[118] September 14th, 1788. The Archbishop, as chairman, alone signed the letter written in the name of the three Orders which appears by its style to have been drafted by Mounier, November 8th, 1788.
[119] Published between May 8th, 1788, and the Restoration of the Parliaments.
[120] A single instance will suffice to show how the hatred of despotism, and public or corporate interests, caused the very principles of this Revolution to be repudiated by those who were to be its champions. After the Edicts of May, 1788, the whole bar of the Parliament of Aix signed a protest, in which the following sentences occur: ‘Is uniformity in legislation so absolute a benefit? In a vast monarchy, composed of several distinct populations, may not the difference of manners and customs bring about some difference in the laws? The customs and franchises of each province are the patrimony of all the subjects of the Crown. It is proposed to degrade and destroy the seignorial jurisdictions, which are the sacred heritage of the nobility. What confusion! What disorder!’ This document was the production of the great lawyer Portalis (afterwards one of the chief authors of the Code Civil): it was signed by him, by Simeon, and by eighty members of the Bar.

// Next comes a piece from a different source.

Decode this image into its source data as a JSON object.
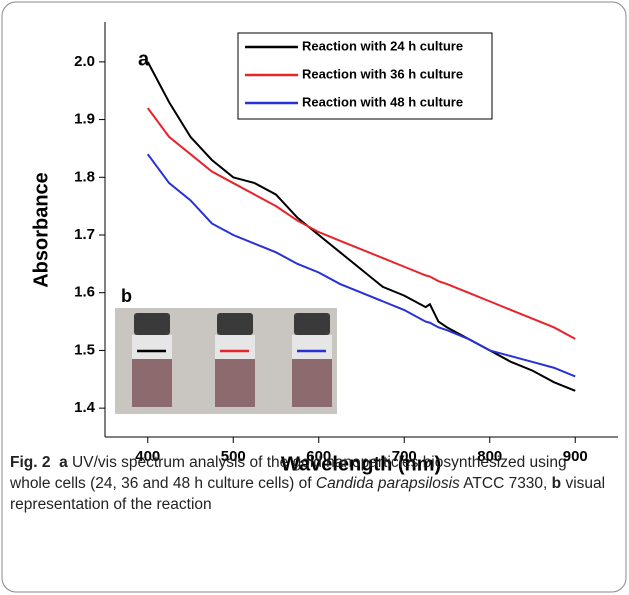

[121] Yet in a paper, published a short time before the convocation of the States-General, the following lines occur: ‘In some provinces the inhabitants of the country are persuaded that they are to pay no more taxes, and that they will share among themselves the property of the landowners. They already hold meetings to ascertain what these estates are, and to adjust the distribution of them. The States-General are expected only to give a shape to these aggressions.’ (‘Tableau Moral du Clergé en France sur la fin du 18ème Siècle, 1789.’)
[122] 24th August, 1788. All the pamphlets of the time laid down a theory of insurrection. ‘It is the business of the people to break the fetters laid upon it. Every citizen is a soldier, &c.’ See ‘Remarks on the Cabinet Order for suppressing discussions in opposition to the Edicts of the 8th of May.’ (‘Bibliothèque,’ No. 595.)
[123] Some of the authors of these papers favourable to Government were said to be Beaumarchais, the Abbé Maury, Linguet, the Abbé Mosellet, &c. The Abbé Maury alone was said to be receiving a pension of 22,000 francs. (‘Lettres d’un Français rétiré à Londres,’ July 1788.)
[124] In the meetings which followed that of Vizille, and which took place either at Grenoble or at St. Rambert or at Romans, the same union was maintained and drawn closer. The nobility and the clergy steadily demanded that the representatives of the commons should be doubled, taxation made equal, and the votes taken individually. The commons continued to express their gratitude. ‘I am instructed by my Order,’ said the Speaker of the Commons at one of these meetings (held at Romans, September 15th, 1788), ‘to repeat our thanks; we shall never forget your anxiety to do us justice.’ Similar compliments were renewed at an Assembly, also held at Romans on November 2nd, 1788. In a letter addressed to the Municipalities of Brittany, an inhabitant of Dauphiny writes: ‘I have seen the clergy and the nobility renounce with a fairness worthy of all respect their old pretensions in the States, and unanimously acknowledge the rights of the Commons. I could no longer doubt the salvation of the country.’ (‘Letters of Charles R—— to the Municipality of Brittany.’)
[125] See a pamphlet attributed to Serovan (1789), and entitled ‘Glose sur l’arrêté du Parlement’; and one entitled ‘Despotisme des Parlements,’ published on the 25th September, 1788, after the decree which suddenly made the Parliaments unpopular.
[126] ‘Le Tiers-État au Roi,’ by M. Louchet, December 20th, 1788.
[127] ‘Qu’est-ce-que le Tiers?’ p. 53.